3. The Rush to the Cloud: 2016 will mark the start of the land rush of enterprise workloads moving into the cloud, due in large part to the fact providers can demonstrate they are able to address concerns over data security and privacy. CIOs want to put information in the cloud, but they also want to keep the keys to that data. In fact, many CIOs see cloud as intrinsic to their security strategy. Just take a look at Oak Ridge National Laboratory in the U.S. as an example. 2016 will see significant progress in the development and availability of new technologies and techniques to address at-rest encryption and creating data accessibility assignments.
IDC predicts that by 2020, we will stop referring to clouds as "public" and "private" and ultimately stop using the word "cloud" altogether. We will simply refer to it as "computing" because we will think of the cloud as the standard way of doing business and providing IT support.
4. Achieve Work-Life Balance,Thanks to the Internet of Things (IoT): Automation technologies and IoT are "smart" on an individual basis. The next step is to get them to communicate and collaborate to help us counter the feeling that ever-increasing amounts of Big Data makes work more complex and time-consuming. IT can provide the technologies and services to make this happen. At first, this seems to contradict efforts to achieve work-life balance. We work so hard to keep our work and personal lives separate. There's an opportunity for developers to help manage the fabric of IoT by creating rules and processes that allow devices and machines to work together in a better way.

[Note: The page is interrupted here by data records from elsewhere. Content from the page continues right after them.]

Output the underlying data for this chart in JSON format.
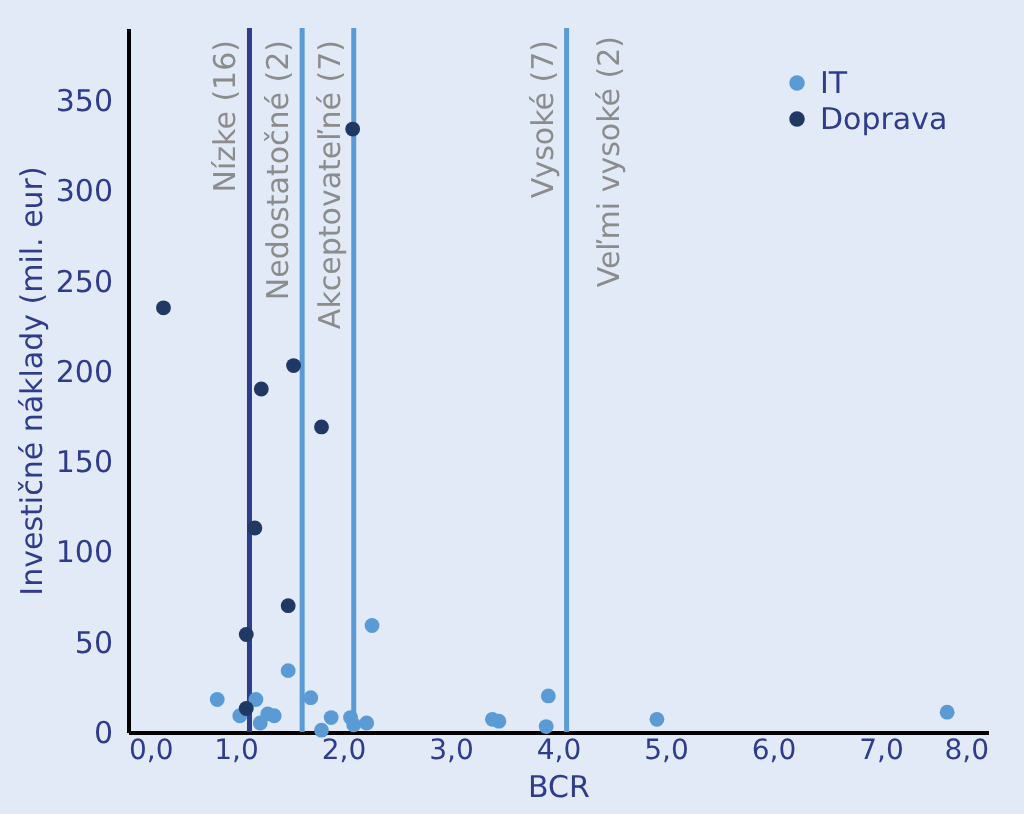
{
  "chart_data": {
    "type": "scatter",
    "xlabel": "BCR",
    "ylabel": "Investičné náklady (mil. eur)",
    "xlim": [
      0,
      8
    ],
    "ylim": [
      0,
      390
    ],
    "xticks": [
      {
        "value": 0,
        "label": "0,0"
      },
      {
        "value": 1,
        "label": "1,0"
      },
      {
        "value": 2,
        "label": "2,0"
      },
      {
        "value": 3,
        "label": "3,0"
      },
      {
        "value": 4,
        "label": "4,0"
      },
      {
        "value": 5,
        "label": "5,0"
      },
      {
        "value": 6,
        "label": "6,0"
      },
      {
        "value": 7,
        "label": "7,0"
      },
      {
        "value": 8,
        "label": "8,0"
      }
    ],
    "yticks": [
      0,
      50,
      100,
      150,
      200,
      250,
      300,
      350
    ],
    "series": [
      {
        "name": "IT",
        "color": "#5b9bd5",
        "x": [
          0.83,
          2.27,
          1.49,
          1.7,
          1.19,
          1.04,
          1.23,
          1.36,
          1.3,
          1.8,
          1.89,
          2.07,
          2.22,
          2.1,
          3.39,
          3.45,
          3.91,
          3.89,
          4.92,
          7.62
        ],
        "values": [
          18,
          59,
          34,
          19,
          18,
          9,
          5,
          9,
          10,
          1,
          8,
          8,
          5,
          4,
          7,
          6,
          20,
          3,
          7,
          11
        ]
      },
      {
        "name": "Doprava",
        "color": "#203864",
        "x": [
          0.33,
          2.09,
          1.54,
          1.24,
          1.8,
          1.18,
          1.49,
          1.1,
          1.1
        ],
        "values": [
          235,
          334,
          203,
          190,
          169,
          113,
          70,
          54,
          13
        ]
      }
    ],
    "ref_lines": [
      {
        "axis": "x",
        "value": 1.13,
        "label": "Nízke (16)",
        "color": "#2f3c8c"
      },
      {
        "axis": "x",
        "value": 1.62,
        "label": "Nedostatočné (2)",
        "color": "#5b9bd5"
      },
      {
        "axis": "x",
        "value": 2.1,
        "label": "Akceptovateľné (7)",
        "color": "#5b9bd5"
      },
      {
        "axis": "x",
        "value": 4.08,
        "label": "Vysoké (7)",
        "color": "#5b9bd5"
      }
    ],
    "annotations": [
      "Veľmi vysoké (2)"
    ],
    "marker": "circle",
    "grid": false,
    "legend": "top right"
  }
}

For example, the Nest thermostat at home automatically turns up the heat 30 minutes before you get home. But one night your commute is slowed by a meeting that ran late and a delay in the arrival of your train to the station. The train communicates the updated schedule in real-time via an app on your smartphone. Your phone determines your exact position and remaining commute time based on your location, the fact your meeting ran late and the train's schedule. The smartphone updates the Nest thermostat, which delays turning up the heat. The benefit isn't that they are individually connected, but how you can get them to communicate to each other.